白義屬實看不上他這般窩囊的樣子,直接拽住他的後領子,毫不留情地將他往前拖去。
盧楨一入推事院,范陽盧氏闔族皆慌,老太尉盧緹當場暈厥,闔族一團亂麻。
原想著若是三司,尚有打點的餘地,然偏是直屬天子的推事院,天子親信白義親掌,整個推事院密不透風,硬是半點消息都打聽不出來。
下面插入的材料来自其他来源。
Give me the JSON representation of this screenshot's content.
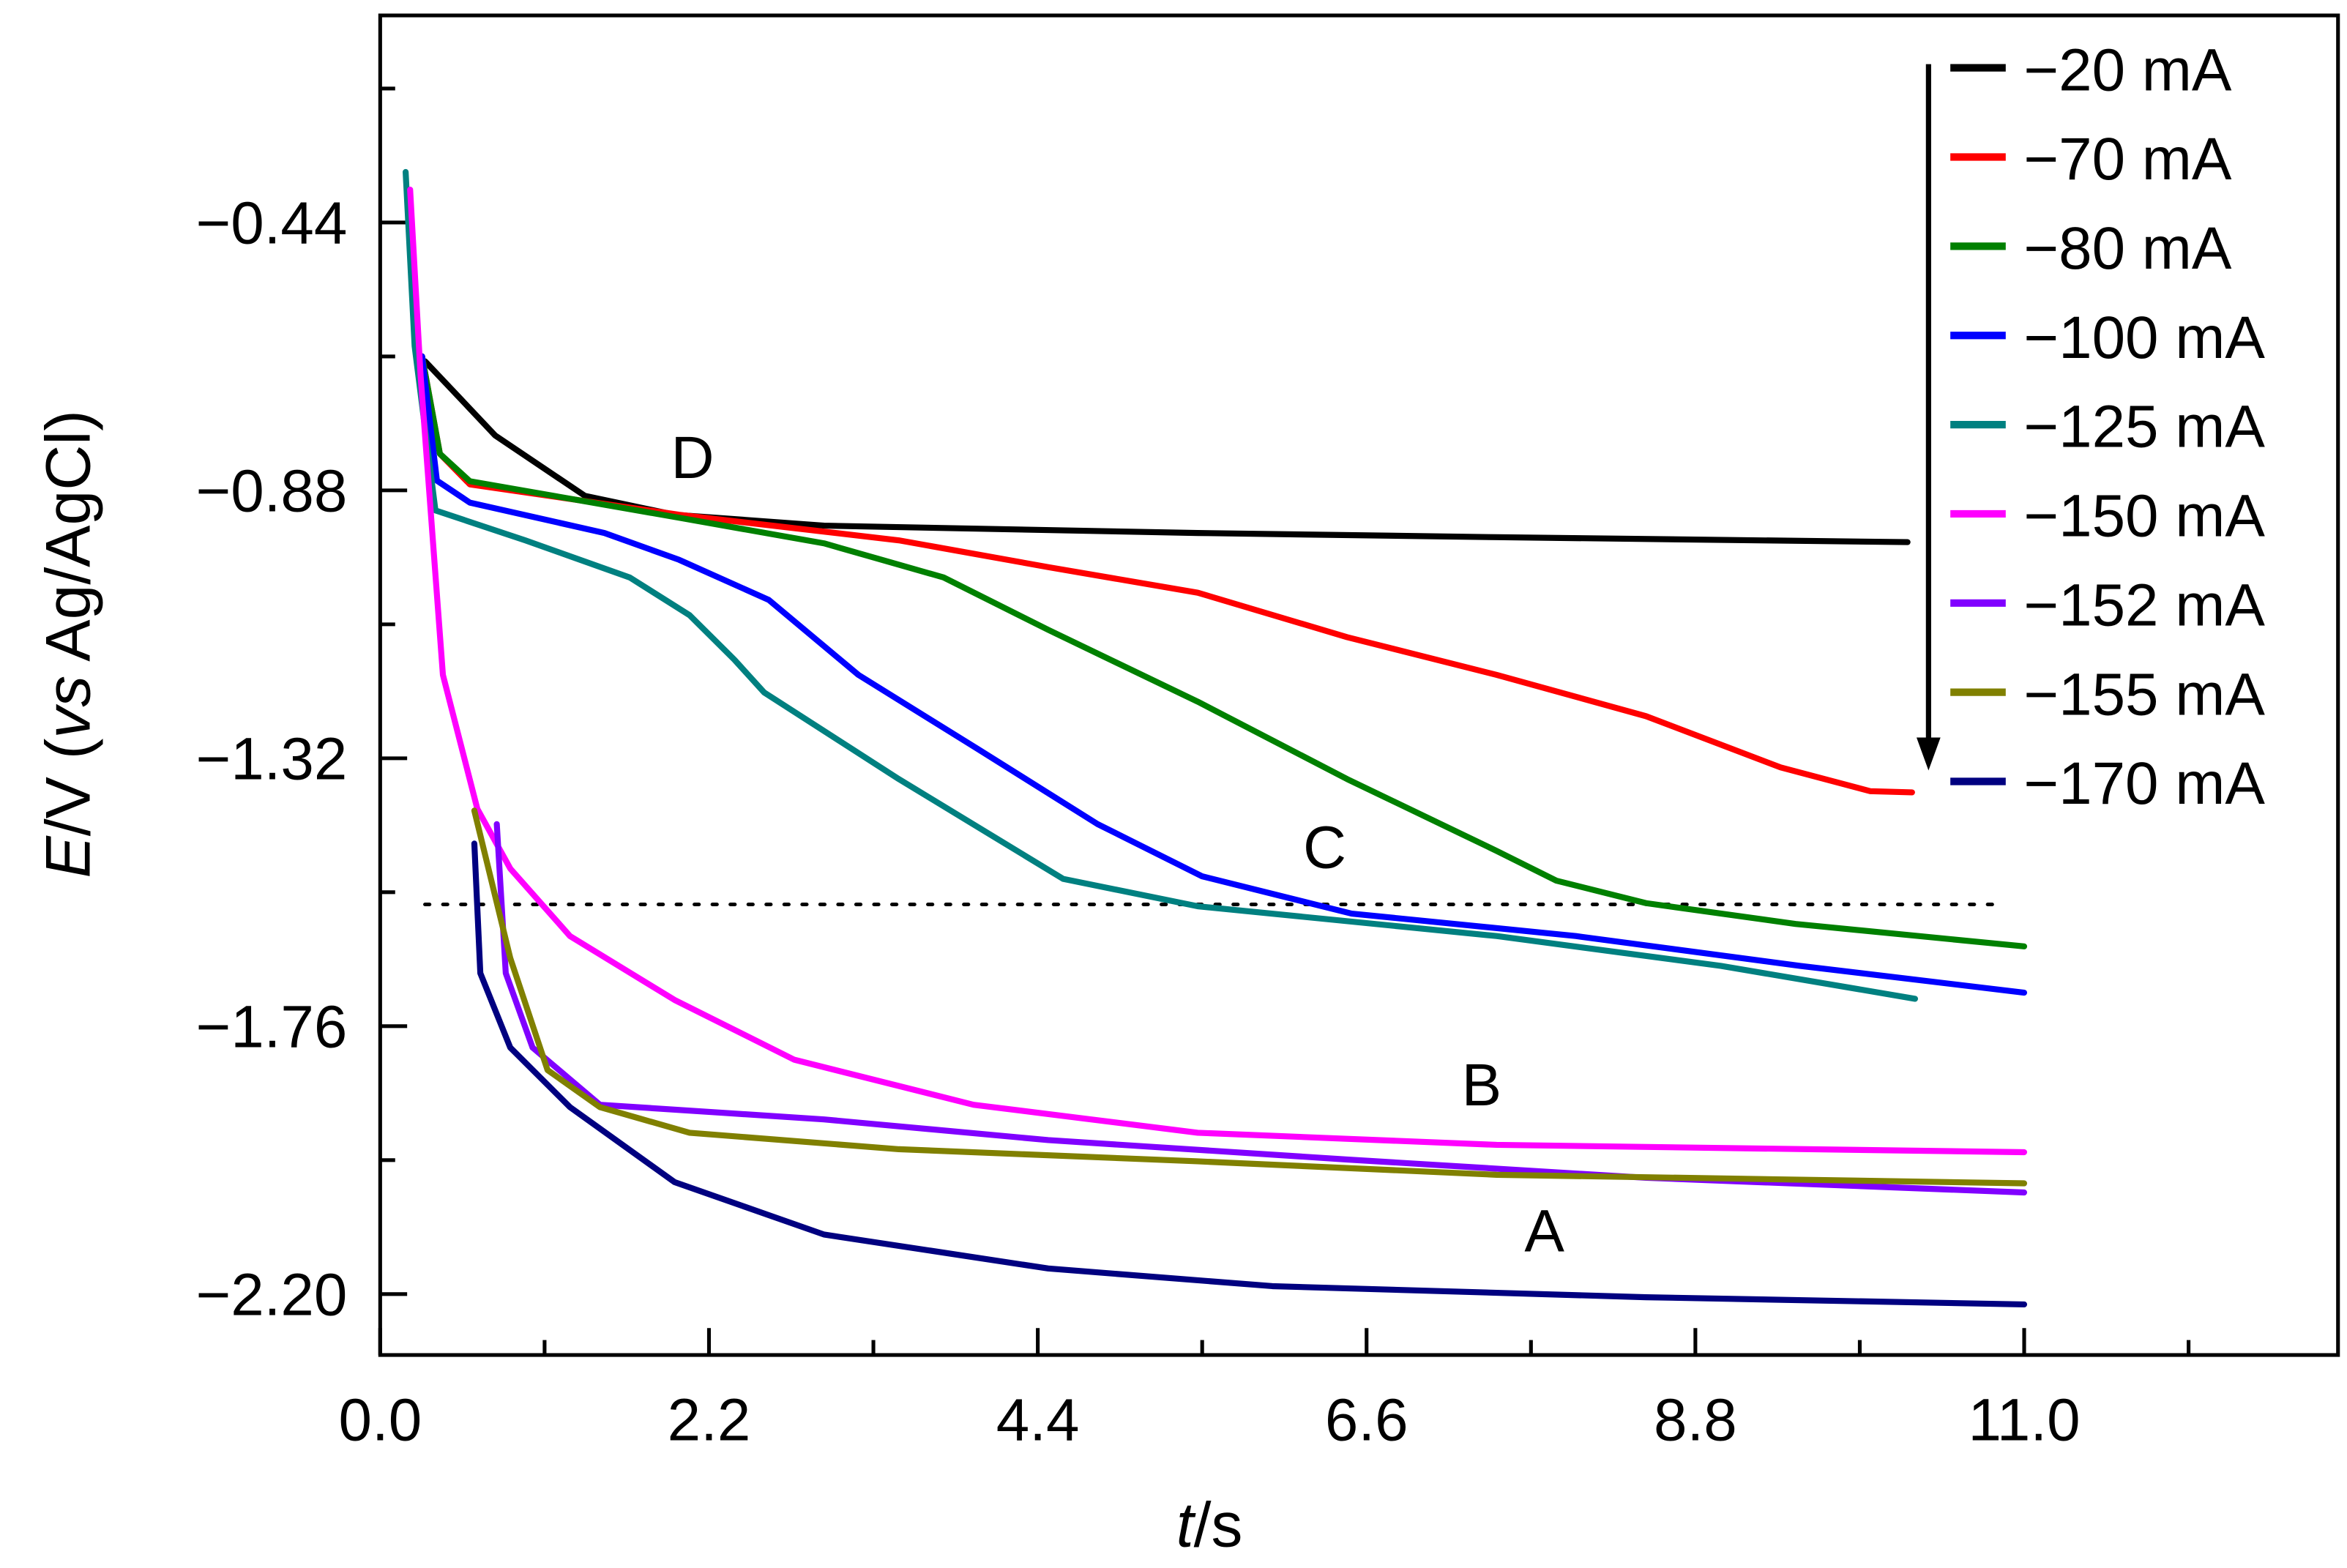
{
  "chart_data": {
    "type": "line",
    "title": "",
    "xlabel": {
      "italic": "t",
      "rest": "/s"
    },
    "ylabel": {
      "italic1": "E",
      "mid": "/V (",
      "italic2": "vs",
      "rest": " Ag/AgCl)"
    },
    "xlim": [
      0,
      13.1
    ],
    "ylim": [
      -2.3,
      -0.1
    ],
    "xticks": [
      0.0,
      2.2,
      4.4,
      6.6,
      8.8,
      11.0
    ],
    "xtick_labels": [
      "0.0",
      "2.2",
      "4.4",
      "6.6",
      "8.8",
      "11.0"
    ],
    "xminor": [
      1.1,
      3.3,
      5.5,
      7.7,
      9.9,
      12.1
    ],
    "yticks": [
      -0.44,
      -0.88,
      -1.32,
      -1.76,
      -2.2
    ],
    "ytick_labels": [
      "−0.44",
      "−0.88",
      "−1.32",
      "−1.76",
      "−2.20"
    ],
    "yminor": [
      -0.22,
      -0.66,
      -1.1,
      -1.54,
      -1.98
    ],
    "grid": false,
    "legend_placement": "top-right",
    "series": [
      {
        "name": "−20  mA",
        "color": "#000000",
        "points": [
          [
            0.3,
            -0.668
          ],
          [
            0.77,
            -0.79
          ],
          [
            1.37,
            -0.889
          ],
          [
            1.97,
            -0.92
          ],
          [
            2.97,
            -0.938
          ],
          [
            5.47,
            -0.95
          ],
          [
            7.47,
            -0.957
          ],
          [
            10.22,
            -0.965
          ]
        ]
      },
      {
        "name": "−70  mA",
        "color": "#ff0000",
        "points": [
          [
            0.28,
            -0.66
          ],
          [
            0.4,
            -0.82
          ],
          [
            0.6,
            -0.87
          ],
          [
            2.0,
            -0.92
          ],
          [
            3.47,
            -0.962
          ],
          [
            4.47,
            -1.006
          ],
          [
            5.47,
            -1.048
          ],
          [
            6.47,
            -1.121
          ],
          [
            7.47,
            -1.183
          ],
          [
            8.47,
            -1.251
          ],
          [
            9.37,
            -1.335
          ],
          [
            9.97,
            -1.374
          ],
          [
            10.25,
            -1.376
          ]
        ]
      },
      {
        "name": "−80  mA",
        "color": "#008000",
        "points": [
          [
            0.28,
            -0.66
          ],
          [
            0.4,
            -0.82
          ],
          [
            0.6,
            -0.865
          ],
          [
            2.0,
            -0.925
          ],
          [
            2.97,
            -0.967
          ],
          [
            3.77,
            -1.023
          ],
          [
            4.47,
            -1.109
          ],
          [
            5.47,
            -1.227
          ],
          [
            6.47,
            -1.354
          ],
          [
            7.47,
            -1.472
          ],
          [
            7.87,
            -1.521
          ],
          [
            8.47,
            -1.558
          ],
          [
            9.47,
            -1.592
          ],
          [
            11.0,
            -1.629
          ]
        ]
      },
      {
        "name": "−100 mA",
        "color": "#0000ff",
        "points": [
          [
            0.28,
            -0.66
          ],
          [
            0.38,
            -0.864
          ],
          [
            0.6,
            -0.9
          ],
          [
            1.5,
            -0.95
          ],
          [
            2.0,
            -0.994
          ],
          [
            2.6,
            -1.06
          ],
          [
            3.2,
            -1.183
          ],
          [
            4.0,
            -1.305
          ],
          [
            4.8,
            -1.428
          ],
          [
            5.5,
            -1.514
          ],
          [
            6.5,
            -1.575
          ],
          [
            8.0,
            -1.612
          ],
          [
            9.5,
            -1.661
          ],
          [
            11.0,
            -1.705
          ]
        ]
      },
      {
        "name": "−125 mA",
        "color": "#008080",
        "points": [
          [
            0.17,
            -0.357
          ],
          [
            0.23,
            -0.643
          ],
          [
            0.37,
            -0.913
          ],
          [
            0.97,
            -0.962
          ],
          [
            1.67,
            -1.023
          ],
          [
            2.07,
            -1.085
          ],
          [
            2.37,
            -1.158
          ],
          [
            2.57,
            -1.212
          ],
          [
            3.47,
            -1.354
          ],
          [
            4.57,
            -1.518
          ],
          [
            5.47,
            -1.563
          ],
          [
            7.47,
            -1.612
          ],
          [
            8.97,
            -1.661
          ],
          [
            10.27,
            -1.715
          ]
        ]
      },
      {
        "name": "−150 mA",
        "color": "#ff00ff",
        "points": [
          [
            0.2,
            -0.386
          ],
          [
            0.27,
            -0.692
          ],
          [
            0.42,
            -1.183
          ],
          [
            0.65,
            -1.403
          ],
          [
            0.87,
            -1.501
          ],
          [
            1.27,
            -1.612
          ],
          [
            1.97,
            -1.717
          ],
          [
            2.77,
            -1.815
          ],
          [
            3.97,
            -1.889
          ],
          [
            5.47,
            -1.935
          ],
          [
            7.47,
            -1.955
          ],
          [
            11.0,
            -1.967
          ]
        ]
      },
      {
        "name": "−152 mA",
        "color": "#8000ff",
        "points": [
          [
            0.78,
            -1.428
          ],
          [
            0.84,
            -1.673
          ],
          [
            1.02,
            -1.795
          ],
          [
            1.47,
            -1.889
          ],
          [
            2.97,
            -1.913
          ],
          [
            4.47,
            -1.947
          ],
          [
            6.47,
            -1.979
          ],
          [
            8.47,
            -2.009
          ],
          [
            11.0,
            -2.033
          ]
        ]
      },
      {
        "name": "−155 mA",
        "color": "#808000",
        "points": [
          [
            0.63,
            -1.406
          ],
          [
            0.87,
            -1.648
          ],
          [
            1.12,
            -1.832
          ],
          [
            1.47,
            -1.893
          ],
          [
            2.07,
            -1.935
          ],
          [
            3.47,
            -1.962
          ],
          [
            5.47,
            -1.982
          ],
          [
            7.47,
            -2.004
          ],
          [
            11.0,
            -2.018
          ]
        ]
      },
      {
        "name": "−170 mA",
        "color": "#000080",
        "points": [
          [
            0.63,
            -1.46
          ],
          [
            0.67,
            -1.673
          ],
          [
            0.87,
            -1.795
          ],
          [
            1.27,
            -1.893
          ],
          [
            1.97,
            -2.016
          ],
          [
            2.97,
            -2.102
          ],
          [
            4.47,
            -2.158
          ],
          [
            5.97,
            -2.187
          ],
          [
            8.47,
            -2.205
          ],
          [
            11.0,
            -2.217
          ]
        ]
      }
    ],
    "reference_line": {
      "style": "dotted",
      "y": -1.56,
      "x": [
        0.3,
        10.85
      ]
    },
    "annotations": [
      {
        "text": "D",
        "x": 2.09,
        "y": -0.86
      },
      {
        "text": "C",
        "x": 6.32,
        "y": -1.5
      },
      {
        "text": "B",
        "x": 7.37,
        "y": -1.89
      },
      {
        "text": "A",
        "x": 7.79,
        "y": -2.13
      }
    ],
    "arrow": {
      "direction": "down",
      "x": 10.36,
      "y_from": -0.18,
      "y_to": -1.34
    }
  }
}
盧家的掌家娘子實在是走投無路,只好親自遞宮牌入宮求見江式微。
只還未說兩句話,便被江式微堵了回來。
江寧南氏何嘗不似盧家一樣慌亂?南窈姝數次入宮,江式微不能不見,然見了南窈姝便哭鬧不止,江式微又不好斥責什麼,又因這是國政,不好答允她什麼。
是以這些時日,江式微心煩意亂。
江式微長嘆了口氣,手扶在額間,倚在榻上。
聞余雲雁通稟東昌公主至,江式微只得強撐著身子起來,稍屈身道:「阿娘。」
「盧家和南家的事。」東昌公主瞧了她一眼,而後淡淡道。
江式微沉默不言。
「從小你便養在江寧,南氏於你是何情感,你該比我清楚。」
「是以,如今南氏有難,你該做什麼?」東昌公主盯著她慘白的面容,漠然道。
「求情麼?」江式微對上了東昌公主的目光。
「阿娘,有的情求得,但有的情不能。」江式微懇切道。
「那你便要眼睜睜看著教養過你的世伯被問罪麼?」東昌公主慍怒道。
江式微默然。
眼睜睜麼?那是養了她十五年的家族,她斷然不會眼睜睜看著。
東昌公主見她如此,反倒有些恨鐵不成鋼的惱怒。
「若南氏被問罪,江氏離那一日也就不遠了。」東昌公主轉過頭。
「你什麼意思?」江式微眸中閃過一絲慌亂。
不,不會的,江家不會參與其中的。
江式微試圖著讓自己平靜下來,只是她袖中的手卻不自覺地捏緊。
東昌公主冷笑道:「每年的監試選送生員的名單,我都知道。」
只一句便讓江式微如遭雷擊,甚至忘了動作。
「不應該說知道,更準確地說便是我安排的,我、南知文、王鐸、賀致我們都知道。」東昌公主一字一頓道。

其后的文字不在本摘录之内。